Lagos Coastal Community Scrambles to Fight #ClimateCrisis

The people of the Okun Alfa costal community in Lagos, Nigeria, have had to move multiple times due to the encroaching waters of the Atlantic Ocean, but land, and time is running out, according to locals.

Muftau Ayodele, 75, who is a community leader, says that the shoreline is littered with derelict, crumbling buildings and houses, swallowed by the rapidly advancing ocean, while many others are gradually sinking into the ocean.

Now, Okun Alfa faces extinction, as the ocean is about to take away what is left of the community - just a small strip of land sandwiched between the ocean and land belonging to another community.
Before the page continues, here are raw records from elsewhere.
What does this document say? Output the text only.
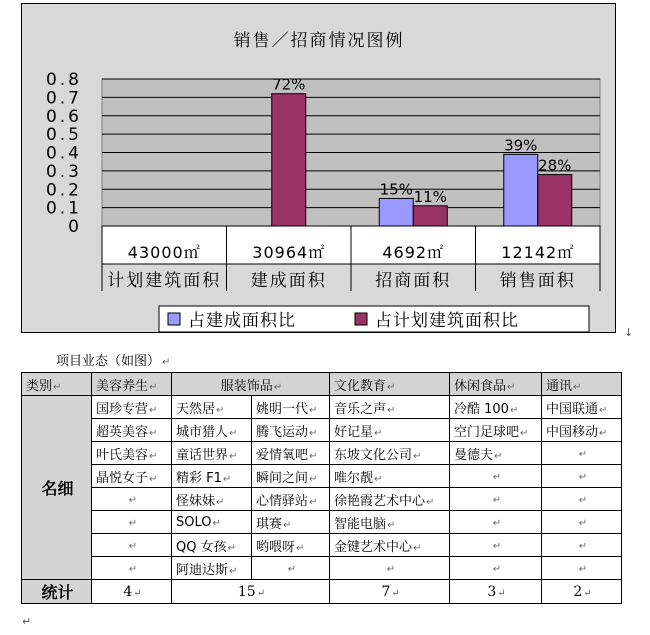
销售／招商情况图例
0
0.1
0.2
0.3
0.4
0.5
0.6
0.7
0.8
43000㎡	30964㎡	4692㎡	12142㎡
计划建筑面积 建成面积	招商面积	销售面积
15%
39%
72%
11%
28%
占建成面积比	占计划建筑面积比
↓
项目业态（如图） ↵
类别↵	美容养生↵	服装饰品↵		文化教育↵	休闲食品↵	通讯↵
名细	国珍专营↵	天然居↵	姚明一代↵	音乐之声↵	冷酷 100↵	中国联通↵
	超英美容↵	城市猎人↵	腾飞运动↵	好记星↵	空门足球吧↵	中国移动↵
	叶氏美容↵	童话世界↵	爱情氧吧↵	东坡文化公司↵	曼德夫↵	↵
	晶悦女子↵	精彩 F1↵	瞬间之间↵	唯尔靓↵	↵	↵
	↵	怪妹妹↵	心情驿站↵	徐艳霞艺术中心↵	↵	↵
	↵	SOLO↵	琪赛↵	智能电脑↵	↵	↵
	↵	QQ 女孩↵	哟喂呀↵	金键艺术中心↵	↵	↵
	↵	阿迪达斯↵	↵	↵	↵	↵
统计	4↵	15↵		7↵	3↵	2↵
↵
Many of the coastal communities in Lagos face a similar threat of extinction due to rising sea levels, an environmental problem attributed to climate change. The Lagos State environment ministry says the sea-level rise is likely to be the most significant impact of climate change in the long term.

Environmentalists like Jakpor say authorities are not doing enough to protect Nigeria's coastal communities from rising sea levels. In Lagos, some groups like the Nigerian Bar Association's Ocean Surge sub-committee, are partnering with the government in a bid to save the vanishing coastlines. 

Derelict buildings litter Lagos' Okun Alfa community ocean front as they are ravaged by the Atlantic Ocean.